19 June 2013

Jeanne d'Arc, Rouen

The church of St Joan of Arc, completed in 1979, stands on the site of the Place du Vieux-Marché, Rouen, where ritual humiliations and executions were undertaken in the name of religion. Jeanne d'Arc was burned alive here in 1431 for 'heresy' - a cross outside the church supposedly marks the exact spot. It is speculated by some that Joan may have suffered from what we now know as severe migraine auras.
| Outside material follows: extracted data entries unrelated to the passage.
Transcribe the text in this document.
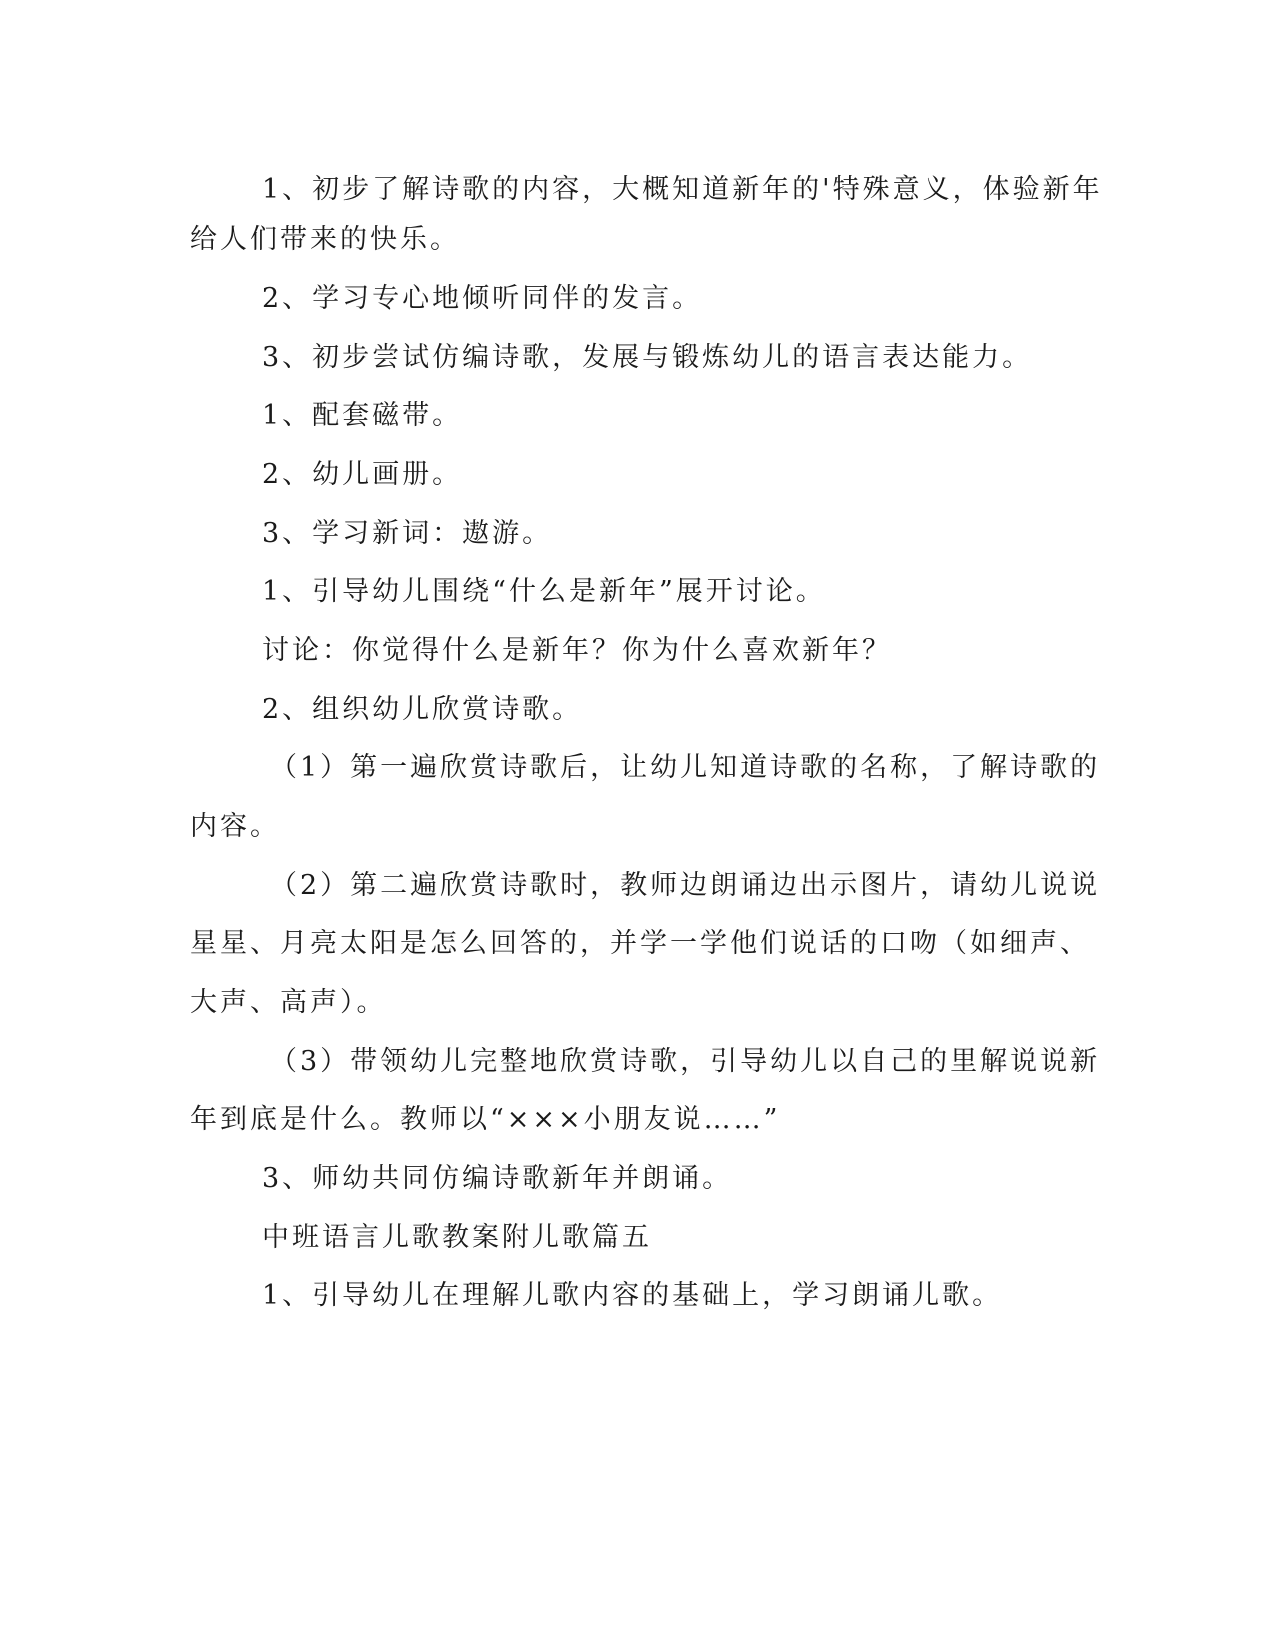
1、初步了解诗歌的内容，大概知道新年的'特殊意义，体验新年
给人们带来的快乐。
2、学习专心地倾听同伴的发言。
3、初步尝试仿编诗歌，发展与锻炼幼儿的语言表达能力。
1、配套磁带。
2、幼儿画册。
3、学习新词：遨游。
1、引导幼儿围绕“什么是新年”展开讨论。
讨论：你觉得什么是新年？你为什么喜欢新年？
2、组织幼儿欣赏诗歌。
（1）第一遍欣赏诗歌后，让幼儿知道诗歌的名称，了解诗歌的
内容。
（2）第二遍欣赏诗歌时，教师边朗诵边出示图片，请幼儿说说
星星、月亮太阳是怎么回答的，并学一学他们说话的口吻（如细声、
大声、高声）。
（3）带领幼儿完整地欣赏诗歌，引导幼儿以自己的里解说说新
年到底是什么。教师以“×××小朋友说……”
3、师幼共同仿编诗歌新年并朗诵。
中班语言儿歌教案附儿歌篇五
1、引导幼儿在理解儿歌内容的基础上，学习朗诵儿歌。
Louis Arretche designed the church to echo the shapes of a flaming pyre. Many early Christian churches were formed in the shape of an upturned boat, and Arretche's design reflects this too. The naval form chosen is that of a ship of the Vikings, who overran Rouen in the ninth century. The overlapping maritime and Christian theme is carried through to the nearby market halls, which resemble small overturned boats and gaping fish.
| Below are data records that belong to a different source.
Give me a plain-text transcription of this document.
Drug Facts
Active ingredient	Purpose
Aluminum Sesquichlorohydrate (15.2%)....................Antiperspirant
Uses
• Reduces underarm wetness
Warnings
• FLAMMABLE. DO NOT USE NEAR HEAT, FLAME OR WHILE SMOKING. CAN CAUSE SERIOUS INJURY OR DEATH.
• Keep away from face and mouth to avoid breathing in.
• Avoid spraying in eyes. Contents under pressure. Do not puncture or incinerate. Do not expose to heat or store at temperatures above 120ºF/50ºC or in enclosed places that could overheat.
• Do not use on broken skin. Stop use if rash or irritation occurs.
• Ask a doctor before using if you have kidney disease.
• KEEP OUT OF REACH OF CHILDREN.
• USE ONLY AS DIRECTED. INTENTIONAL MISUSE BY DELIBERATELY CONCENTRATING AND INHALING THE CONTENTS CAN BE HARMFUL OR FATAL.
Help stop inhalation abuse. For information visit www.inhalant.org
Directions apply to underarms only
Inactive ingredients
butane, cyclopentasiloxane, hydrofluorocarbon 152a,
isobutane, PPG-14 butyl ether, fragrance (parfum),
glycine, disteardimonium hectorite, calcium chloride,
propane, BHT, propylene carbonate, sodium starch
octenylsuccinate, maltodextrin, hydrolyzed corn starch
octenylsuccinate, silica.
The exterior has overtones of Le Corbusier's Notre Dame du Haut, Ronchamp, completed in 1954, with flourishes worthy of Antoni Gaudí. The glorious stained glass is from the church of St Vincent, largely destroyed during WWII, and the remains of which stand a few hundred yards away. The windows had been removed for safe-keeping.

12 June 2013

Bakelite Beast

Leo Baekeland invented the first true, i.e. fully synthetic, plastic in 1907. Ekco's first Bakelite radios were introduced in 1930 for the 1930/31 season, in the form of the models 312 and 313, designed by L. Smithers, both with separate loudspeakers. (Note: at that time, the wireless set industry worked in seasons, the models for the next season shown at autumn trade fairs. The industry's mostly women workers were hired at the end of summer, and fired around about Easter, each year.)
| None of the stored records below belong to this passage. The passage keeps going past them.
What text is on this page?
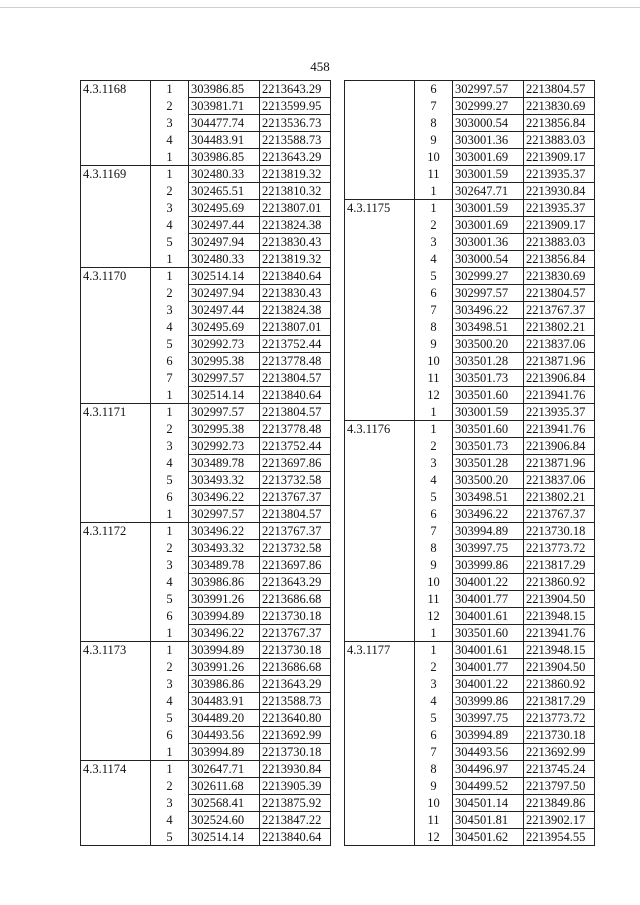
458
4.3.1168	1	303986.85	2213643.29
	2	303981.71	2213599.95
	3	304477.74	2213536.73
	4	304483.91	2213588.73
	1	303986.85	2213643.29
4.3.1169	1	302480.33	2213819.32
	2	302465.51	2213810.32
	3	302495.69	2213807.01
	4	302497.44	2213824.38
	5	302497.94	2213830.43
	1	302480.33	2213819.32
4.3.1170	1	302514.14	2213840.64
	2	302497.94	2213830.43
	3	302497.44	2213824.38
	4	302495.69	2213807.01
	5	302992.73	2213752.44
	6	302995.38	2213778.48
	7	302997.57	2213804.57
	1	302514.14	2213840.64
4.3.1171	1	302997.57	2213804.57
	2	302995.38	2213778.48
	3	302992.73	2213752.44
	4	303489.78	2213697.86
	5	303493.32	2213732.58
	6	303496.22	2213767.37
	1	302997.57	2213804.57
4.3.1172	1	303496.22	2213767.37
	2	303493.32	2213732.58
	3	303489.78	2213697.86
	4	303986.86	2213643.29
	5	303991.26	2213686.68
	6	303994.89	2213730.18
	1	303496.22	2213767.37
4.3.1173	1	303994.89	2213730.18
	2	303991.26	2213686.68
	3	303986.86	2213643.29
	4	304483.91	2213588.73
	5	304489.20	2213640.80
	6	304493.56	2213692.99
	1	303994.89	2213730.18
4.3.1174	1	302647.71	2213930.84
	2	302611.68	2213905.39
	3	302568.41	2213875.92
	4	302524.60	2213847.22
	5	302514.14	2213840.64
	6	302997.57	2213804.57
	7	302999.27	2213830.69
	8	303000.54	2213856.84
	9	303001.36	2213883.03
	10	303001.69	2213909.17
	11	303001.59	2213935.37
	1	302647.71	2213930.84
4.3.1175	1	303001.59	2213935.37
	2	303001.69	2213909.17
	3	303001.36	2213883.03
	4	303000.54	2213856.84
	5	302999.27	2213830.69
	6	302997.57	2213804.57
	7	303496.22	2213767.37
	8	303498.51	2213802.21
	9	303500.20	2213837.06
	10	303501.28	2213871.96
	11	303501.73	2213906.84
	12	303501.60	2213941.76
	1	303001.59	2213935.37
4.3.1176	1	303501.60	2213941.76
	2	303501.73	2213906.84
	3	303501.28	2213871.96
	4	303500.20	2213837.06
	5	303498.51	2213802.21
	6	303496.22	2213767.37
	7	303994.89	2213730.18
	8	303997.75	2213773.72
	9	303999.86	2213817.29
	10	304001.22	2213860.92
	11	304001.77	2213904.50
	12	304001.61	2213948.15
	1	303501.60	2213941.76
4.3.1177	1	304001.61	2213948.15
	2	304001.77	2213904.50
	3	304001.22	2213860.92
	4	303999.86	2213817.29
	5	303997.75	2213773.72
	6	303994.89	2213730.18
	7	304493.56	2213692.99
	8	304496.97	2213745.24
	9	304499.52	2213797.50
	10	304501.14	2213849.86
	11	304501.81	2213902.17
	12	304501.62	2213954.55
The U49 set was introduced by Ekco in 1947. This utilized the same cabinet as the August 1946 AC-only A23, but was instead AC/DC. It is an impressively large, and somewhat brutal, chunk of Bakelite, 22 inches long, 13 inches high, and 10 inches deep. This houses a chassis that provides for short-, medium-, and long-wave reception. There is also a channel for television sound, and a bank of five pre-set station buttons. The cabinet features on its front face, in Bakelite, Ekco's later logo. Original price £23.2s.0d plus purchase tax.

07 June 2013

Whalley - Ancient

Whalley Abbey was founded in 1296 by Cistercian monks from Stanlow Abbey, on the Mersey, and consecrated in 1306. The church, of which remain only the foundations, was completed in 1380, but the bulk of the abbey was not finished until the 1440s. Building continued right through to the 16th century, when Abbot Paslew built himself a luxurious lodging.

The abbey was dissolved in 1537, in which year Paslew was executed in connection with the Pilgrimage of Grace of the year before. The abbey lands were divided and sold in 1553. Richard Assheton bought the monastic buildings, demolished the abbot's house and infirmary, and built a country house. Whilst the church and remaining monastic buildings were largely pulled down in the 17th century, the country house remained, and was sold to the Church in 1923. It is now a retreat and conference venue.

Whalley - Modern

The Whalley Viaduct, of 49 arches, is the longest railway viaduct in Lancashire, 2,034 feet long and 70 feet above the River Calder. It was built between 1846 and 1850 for the Bolton, Blackburn, Clitheroe and West Yorkshire Railway. The engineer, Terrence Wolfe Flanagan, filled the two arches closest to nearby Whalley Abbey with brick screens decorated in Gothic style. The viaduct contains over seven million bricks, and over 16,000 cubic yards of stone.